The senators arrived in Kyiv later than expected because they endured a three-hour stand-off with Russian Federal Border Service guards in Perm.

The border guards tried to inspect a U.S. Air Force plane with the two senators and their delegation aboard. The congressional delegation refused their demand because their flight had diplomatic status.

The Russian guards duly held them in a malodorous room adjacent to the tarmac and allowed them onto a porch area only after they surrendered their passports, Andy Fisher, a spokesman for Sen. Lugar who was with the delegation, told The Washington Post.

The border guards took three hours to confirm their status before allowing the U.S. delegation to leave.

"This is not the first time this has happened," Mr.

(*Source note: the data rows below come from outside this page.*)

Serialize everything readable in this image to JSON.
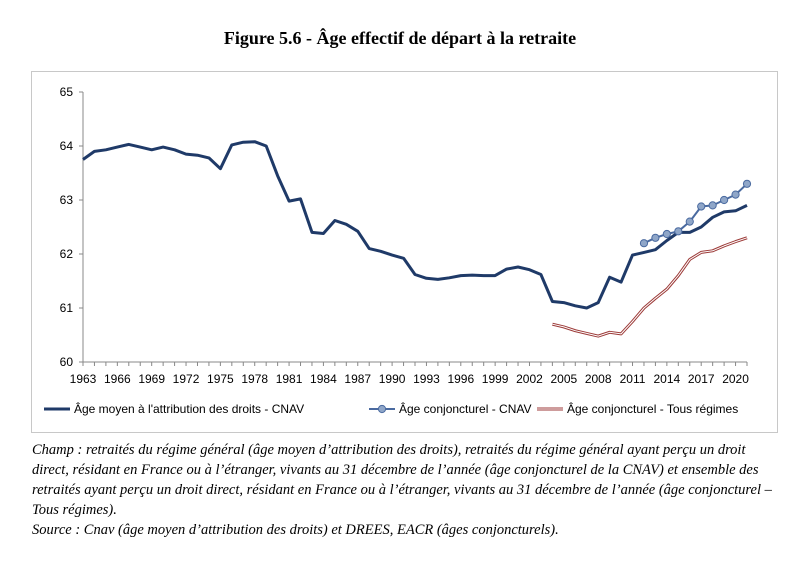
{
  "figure": {
    "title": "Figure 5.6 - Âge effectif de départ à la retraite"
  },
  "notes": {
    "champ": "Champ : retraités du régime général (âge moyen d’attribution des droits), retraités du régime général ayant perçu un droit direct, résidant en France ou à l’étranger, vivants au 31 décembre de l’année (âge conjoncturel de la CNAV) et ensemble des retraités ayant perçu un droit direct, résidant en France ou à l’étranger, vivants au 31 décembre de l’année (âge conjoncturel – Tous régimes).",
    "source": "Source : Cnav (âge moyen d’attribution des droits) et DREES, EACR (âges conjoncturels)."
  },
  "chart_data": {
    "type": "line",
    "title": "Figure 5.6 - Âge effectif de départ à la retraite",
    "xlabel": "",
    "ylabel": "",
    "xlim": [
      1963,
      2021
    ],
    "ylim": [
      60,
      65
    ],
    "y_ticks": [
      60,
      61,
      62,
      63,
      64,
      65
    ],
    "x_tick_labels": [
      "1963",
      "1966",
      "1969",
      "1972",
      "1975",
      "1978",
      "1981",
      "1984",
      "1987",
      "1990",
      "1993",
      "1996",
      "1999",
      "2002",
      "2005",
      "2008",
      "2011",
      "2014",
      "2017",
      "2020"
    ],
    "grid": false,
    "legend_position": "bottom",
    "series": [
      {
        "name": "Âge moyen à l'attribution des droits - CNAV",
        "color": "#1f3a68",
        "style": "thick",
        "points": [
          [
            1963,
            63.75
          ],
          [
            1964,
            63.9
          ],
          [
            1965,
            63.93
          ],
          [
            1966,
            63.98
          ],
          [
            1967,
            64.03
          ],
          [
            1968,
            63.98
          ],
          [
            1969,
            63.93
          ],
          [
            1970,
            63.98
          ],
          [
            1971,
            63.93
          ],
          [
            1972,
            63.85
          ],
          [
            1973,
            63.83
          ],
          [
            1974,
            63.78
          ],
          [
            1975,
            63.58
          ],
          [
            1976,
            64.02
          ],
          [
            1977,
            64.07
          ],
          [
            1978,
            64.08
          ],
          [
            1979,
            64.0
          ],
          [
            1980,
            63.45
          ],
          [
            1981,
            62.98
          ],
          [
            1982,
            63.02
          ],
          [
            1983,
            62.4
          ],
          [
            1984,
            62.38
          ],
          [
            1985,
            62.62
          ],
          [
            1986,
            62.55
          ],
          [
            1987,
            62.42
          ],
          [
            1988,
            62.1
          ],
          [
            1989,
            62.05
          ],
          [
            1990,
            61.98
          ],
          [
            1991,
            61.92
          ],
          [
            1992,
            61.62
          ],
          [
            1993,
            61.55
          ],
          [
            1994,
            61.53
          ],
          [
            1995,
            61.56
          ],
          [
            1996,
            61.6
          ],
          [
            1997,
            61.61
          ],
          [
            1998,
            61.6
          ],
          [
            1999,
            61.6
          ],
          [
            2000,
            61.72
          ],
          [
            2001,
            61.76
          ],
          [
            2002,
            61.71
          ],
          [
            2003,
            61.62
          ],
          [
            2004,
            61.12
          ],
          [
            2005,
            61.1
          ],
          [
            2006,
            61.04
          ],
          [
            2007,
            61.0
          ],
          [
            2008,
            61.1
          ],
          [
            2009,
            61.57
          ],
          [
            2010,
            61.48
          ],
          [
            2011,
            61.98
          ],
          [
            2012,
            62.03
          ],
          [
            2013,
            62.08
          ],
          [
            2014,
            62.25
          ],
          [
            2015,
            62.4
          ],
          [
            2016,
            62.4
          ],
          [
            2017,
            62.5
          ],
          [
            2018,
            62.68
          ],
          [
            2019,
            62.78
          ],
          [
            2020,
            62.8
          ],
          [
            2021,
            62.9
          ]
        ]
      },
      {
        "name": "Âge conjoncturel - CNAV",
        "color": "#4a6aa0",
        "marker_fill": "#8fa6c8",
        "style": "markers",
        "points": [
          [
            2012,
            62.2
          ],
          [
            2013,
            62.3
          ],
          [
            2014,
            62.37
          ],
          [
            2015,
            62.42
          ],
          [
            2016,
            62.6
          ],
          [
            2017,
            62.88
          ],
          [
            2018,
            62.9
          ],
          [
            2019,
            63.0
          ],
          [
            2020,
            63.1
          ],
          [
            2021,
            63.3
          ]
        ]
      },
      {
        "name": "Âge conjoncturel - Tous régimes",
        "color": "#9c3a38",
        "style": "double",
        "points": [
          [
            2004,
            60.7
          ],
          [
            2005,
            60.65
          ],
          [
            2006,
            60.58
          ],
          [
            2007,
            60.53
          ],
          [
            2008,
            60.48
          ],
          [
            2009,
            60.55
          ],
          [
            2010,
            60.52
          ],
          [
            2011,
            60.75
          ],
          [
            2012,
            61.0
          ],
          [
            2013,
            61.18
          ],
          [
            2014,
            61.35
          ],
          [
            2015,
            61.6
          ],
          [
            2016,
            61.9
          ],
          [
            2017,
            62.03
          ],
          [
            2018,
            62.06
          ],
          [
            2019,
            62.15
          ],
          [
            2020,
            62.23
          ],
          [
            2021,
            62.3
          ]
        ]
      }
    ]
  }
}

Fisher said. A delegation with Sen. Lugar was detained in Perm for a short time two years ago, he said.

"It is always unbelievable," Sen. Lugar told a reporter from the Chicago Tribune traveling with the senators. Russia, he said, "can be a dysfunctional government."

The Russian Ministry of Foreign Affairs officially apologized for the incident the next day, calling it a pure misunderstanding.

Once in Kyiv, Sen. Lugar said he still wasn't certain about why authorities felt the need to delay their trip, but he didn't criticize the Russian government. "We are pleased that our flight was able to continue to Kyiv, albeit three hours later. We still had a good night's sleep," he noted.

The senators also discussed the elimination of out-of-service arms during an August 29 meeting with Volodymyr Lytvyn, the Verkhovna Rada chairman. The U.S. will finance the Ukrainian program after the Cabinet of Ministers prepares the appropriate bills, Sen. Lugar said.

Mr. Lytvyn assured the senators that the Rada will immediately review the bills.

The U.S. Congress has already provided a Donetsk chemical production plant with $2.1 million for munitions elimination. As part of the elimination program, the plant will also receive $1.1 million in aid from the North Atlantic Treaty Organization through its Partnership for Peace program.